This is another one of those cases where ISA Server Service mysterious crashes once a day, at the same time and nothing changed in the environment. This just make me really fell that the lack of communication between the teams that deals with technology is getting far beyond of what should exactly be. Many companies are investing money in putting Security in place by adding layers and layers of technology but they are still missing two important elements: process awareness and change control procedures. The absence of those elements can directly impact availability of the environment. Why availability? Well, I will tell you later when I finish this post.
2. Analyzing the Data
In this case ISA Server Service was crashing with the following errors:
Event Type: Error
Event Source: Microsoft ISA Server Web Proxy
Event Category: None
Event ID: 14197
Time: 2:58:03 AM
ISA Server was unable to write content to the cache file.
Event Source: Microsoft Firewall
Event ID: 14057
Time: 2:52:37 AM
The Firewall service stopped because an application filter module C:\Program Files\Microsoft ISA Server\w3filter.dll generated an exception code C0000005 in address 64754CD5 when function CompleteAsyncConnect was called. To resolve this error, remove recently installed application filters and restart the service.
The event 14057 is clear about one thing: this was an access violation exception (C0000005) on the filter module W3Filter.dll. Too broad, can be many things including issues with the filter itself, so we need to get a crash dump of this guy to better understand what is going on. Following the approach of one of my posts we can use DebugDiag to attach to wspsrv.exe and get the dump. After getting the dump you can use this other post as an example of how to analyze it. Unfortunately this is one of the cases where the public symbols don’t help that much as you can see below:
WARNING: Frame IP not in any known module. Following frames may be wrong.

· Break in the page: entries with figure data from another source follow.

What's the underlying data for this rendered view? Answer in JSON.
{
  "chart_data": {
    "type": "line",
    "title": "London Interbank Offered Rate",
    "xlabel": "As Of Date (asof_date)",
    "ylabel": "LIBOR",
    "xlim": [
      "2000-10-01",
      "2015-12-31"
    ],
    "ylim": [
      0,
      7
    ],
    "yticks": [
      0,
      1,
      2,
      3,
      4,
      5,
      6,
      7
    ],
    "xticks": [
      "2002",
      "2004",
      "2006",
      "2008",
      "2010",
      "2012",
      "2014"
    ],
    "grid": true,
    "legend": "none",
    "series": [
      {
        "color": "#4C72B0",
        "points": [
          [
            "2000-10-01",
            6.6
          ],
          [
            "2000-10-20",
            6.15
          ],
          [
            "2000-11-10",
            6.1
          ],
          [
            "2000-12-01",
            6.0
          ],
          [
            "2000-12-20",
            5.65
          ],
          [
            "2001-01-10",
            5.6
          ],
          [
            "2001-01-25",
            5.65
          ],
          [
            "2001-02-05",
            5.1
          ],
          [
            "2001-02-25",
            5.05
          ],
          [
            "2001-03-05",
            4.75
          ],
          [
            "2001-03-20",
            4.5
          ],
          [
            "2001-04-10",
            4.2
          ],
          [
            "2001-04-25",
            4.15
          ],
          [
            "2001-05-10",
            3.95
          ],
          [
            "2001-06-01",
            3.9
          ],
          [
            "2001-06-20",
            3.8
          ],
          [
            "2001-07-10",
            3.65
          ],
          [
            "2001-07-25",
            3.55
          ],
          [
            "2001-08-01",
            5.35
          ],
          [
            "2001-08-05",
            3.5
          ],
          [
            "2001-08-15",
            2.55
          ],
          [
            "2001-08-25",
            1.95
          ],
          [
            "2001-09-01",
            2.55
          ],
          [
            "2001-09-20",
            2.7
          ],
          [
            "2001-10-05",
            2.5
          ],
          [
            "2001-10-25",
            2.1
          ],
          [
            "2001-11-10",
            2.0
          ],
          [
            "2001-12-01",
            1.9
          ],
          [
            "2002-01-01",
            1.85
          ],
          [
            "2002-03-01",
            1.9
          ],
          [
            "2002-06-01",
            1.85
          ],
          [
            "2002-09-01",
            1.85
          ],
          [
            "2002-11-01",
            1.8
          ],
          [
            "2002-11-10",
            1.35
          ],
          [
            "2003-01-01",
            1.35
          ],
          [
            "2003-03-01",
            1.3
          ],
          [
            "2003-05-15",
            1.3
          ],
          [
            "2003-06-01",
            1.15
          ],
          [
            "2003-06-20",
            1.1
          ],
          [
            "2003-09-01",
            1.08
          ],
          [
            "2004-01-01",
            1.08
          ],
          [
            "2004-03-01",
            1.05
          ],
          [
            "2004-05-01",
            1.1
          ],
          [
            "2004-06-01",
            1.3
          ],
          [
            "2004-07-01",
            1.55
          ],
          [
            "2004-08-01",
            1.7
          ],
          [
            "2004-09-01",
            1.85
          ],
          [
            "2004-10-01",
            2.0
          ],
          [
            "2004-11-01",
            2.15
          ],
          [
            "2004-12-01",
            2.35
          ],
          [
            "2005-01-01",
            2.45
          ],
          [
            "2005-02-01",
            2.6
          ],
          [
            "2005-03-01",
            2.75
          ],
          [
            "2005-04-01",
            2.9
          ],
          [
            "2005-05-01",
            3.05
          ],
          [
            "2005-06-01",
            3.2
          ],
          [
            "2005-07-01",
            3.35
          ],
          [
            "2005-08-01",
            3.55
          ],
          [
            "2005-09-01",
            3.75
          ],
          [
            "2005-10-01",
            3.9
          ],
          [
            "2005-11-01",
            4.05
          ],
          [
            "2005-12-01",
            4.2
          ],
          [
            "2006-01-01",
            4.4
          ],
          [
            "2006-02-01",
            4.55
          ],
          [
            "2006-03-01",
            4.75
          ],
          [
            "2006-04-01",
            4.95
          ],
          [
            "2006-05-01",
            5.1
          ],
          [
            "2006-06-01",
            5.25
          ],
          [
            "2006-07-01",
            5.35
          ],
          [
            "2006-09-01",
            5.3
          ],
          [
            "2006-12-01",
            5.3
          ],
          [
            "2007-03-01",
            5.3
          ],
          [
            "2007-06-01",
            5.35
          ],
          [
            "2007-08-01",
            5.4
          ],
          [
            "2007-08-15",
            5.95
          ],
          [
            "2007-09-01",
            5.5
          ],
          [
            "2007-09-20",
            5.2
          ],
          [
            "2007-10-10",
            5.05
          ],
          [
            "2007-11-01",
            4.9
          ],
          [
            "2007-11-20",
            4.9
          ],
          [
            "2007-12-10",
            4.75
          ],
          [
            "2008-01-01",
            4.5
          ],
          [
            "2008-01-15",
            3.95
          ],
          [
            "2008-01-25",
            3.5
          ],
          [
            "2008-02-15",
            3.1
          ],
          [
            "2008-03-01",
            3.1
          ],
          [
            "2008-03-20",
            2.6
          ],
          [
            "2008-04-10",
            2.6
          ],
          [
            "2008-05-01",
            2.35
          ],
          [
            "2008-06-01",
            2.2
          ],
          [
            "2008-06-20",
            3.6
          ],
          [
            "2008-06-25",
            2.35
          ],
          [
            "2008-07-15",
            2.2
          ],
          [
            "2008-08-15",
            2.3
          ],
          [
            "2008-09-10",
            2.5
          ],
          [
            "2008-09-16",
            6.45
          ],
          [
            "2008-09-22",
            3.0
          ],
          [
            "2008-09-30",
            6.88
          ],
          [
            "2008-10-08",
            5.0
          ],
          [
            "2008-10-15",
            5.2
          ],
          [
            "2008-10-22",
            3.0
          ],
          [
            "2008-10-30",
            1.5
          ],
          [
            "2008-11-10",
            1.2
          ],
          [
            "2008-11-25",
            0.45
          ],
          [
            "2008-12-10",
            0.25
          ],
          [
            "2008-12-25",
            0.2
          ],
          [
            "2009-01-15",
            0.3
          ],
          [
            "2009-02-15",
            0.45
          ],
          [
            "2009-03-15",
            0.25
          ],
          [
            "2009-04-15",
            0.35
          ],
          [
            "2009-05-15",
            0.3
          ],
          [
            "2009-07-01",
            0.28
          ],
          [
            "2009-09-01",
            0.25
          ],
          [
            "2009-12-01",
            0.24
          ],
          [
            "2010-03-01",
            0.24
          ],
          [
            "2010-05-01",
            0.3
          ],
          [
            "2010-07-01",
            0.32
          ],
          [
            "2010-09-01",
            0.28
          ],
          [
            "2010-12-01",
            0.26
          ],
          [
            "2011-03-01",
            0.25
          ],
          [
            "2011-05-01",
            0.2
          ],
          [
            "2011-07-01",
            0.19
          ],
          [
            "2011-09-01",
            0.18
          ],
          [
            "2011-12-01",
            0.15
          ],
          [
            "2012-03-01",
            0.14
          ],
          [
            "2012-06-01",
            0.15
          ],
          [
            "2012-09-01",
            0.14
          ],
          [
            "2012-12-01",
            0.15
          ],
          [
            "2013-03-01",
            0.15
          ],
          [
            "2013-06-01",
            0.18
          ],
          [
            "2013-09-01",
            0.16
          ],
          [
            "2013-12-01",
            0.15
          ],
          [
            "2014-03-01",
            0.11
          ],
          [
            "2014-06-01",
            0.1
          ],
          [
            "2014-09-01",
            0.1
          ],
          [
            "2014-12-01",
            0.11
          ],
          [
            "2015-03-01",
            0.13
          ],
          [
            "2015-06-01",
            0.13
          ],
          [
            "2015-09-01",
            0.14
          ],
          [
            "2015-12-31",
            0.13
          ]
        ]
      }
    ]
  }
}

2b37fe10 6476e6df 27441f80 647717fe 275a5558 0x3a6169
2b37fe24 64778438 00000001 2bf579a0 64703de0 W3Filter!DllUnregisterServer+0x45ede
2b37fe90 0046d701 275a5558 00000000 00000040 W3Filter!DllUnregisterServer+0x4fc37
2b37fefc 0046e461 00000000 00000000 00000000 wspsrv+0x6d701
2b37ff20 0046e568 2bf57818 0046e3d7 2b37ff50 wspsrv+0x6e461
2b37ff30 0046d4ba 00000000 00000000 00000000 wspsrv+0x6e568
2b37ff50 00455fd7 2bf578bc 00000000 00000000 wspsrv+0x6d4ba
2b37ff7c 00456c8e 2bf578bc 00000000 00000000 wspsrv+0x55fd7
2b37ffb8 77e64829 00000015 00000000 00000000 wspsrv+0x56c8e
2b37ffec 00000000 00456b26 00000015 00000000 kernel32!GetModuleHandleA+0xdf
6476e6df 8b4624 mov eax,dword ptr [esi+24h]
STACK_COMMAND: ~50s; .ecxr ; kb
The !analyze result showed above will make you under the impression that W3Filter.dll is the culprit and it is exactly the opposite, this guy is only a victim.
After deeply analyze the dump using the private symbols we got to a conclusion that someone was locking the cache file when the Web Filtering was trying to write to it. Guess who was locking it? Once upon a time there was a system administrator that was following a plan that he received from his management to install backup software in all Windows Servers, so he installed this backup software on ISA and configured a Job to run every night…
The backup software was backing up the whole server (all hard drivers) including the driver where the ISA Cache was located. For this reason customer was saying that the issue just happened when the ISA Server Cache was enabled, if they disabled the cache the issue didn’t happen. Well make sense and the recommendation to exclude cache from backup as not new, as a matter of fact the article that recommends this is out there since October 2004, which is the following one:
Event ID 5, event ID 14079, and event ID 14176 are logged in the Application log on your Internet Security and Acceleration Server computer
Now the answer for: Why Availability? Because the ISA Server service in this case was crashing due and addition of a new product in the ISA Box without testing it in a lab environment (where the change control procedure is?). The Windows OS maintenance was responsibility of the System Administrator that with all the good intentions configured the Backup Software to back it up the whole hard drive. However the Firewall Admin wasn’t aware of this addition since it was out of the scope of his duty (where the process awareness is?) and he swear since the begging that nothing change in the environment and ISA was crashing from nothing L. But, this story had a happy end at least, so let’s finish this post with a smiling face J.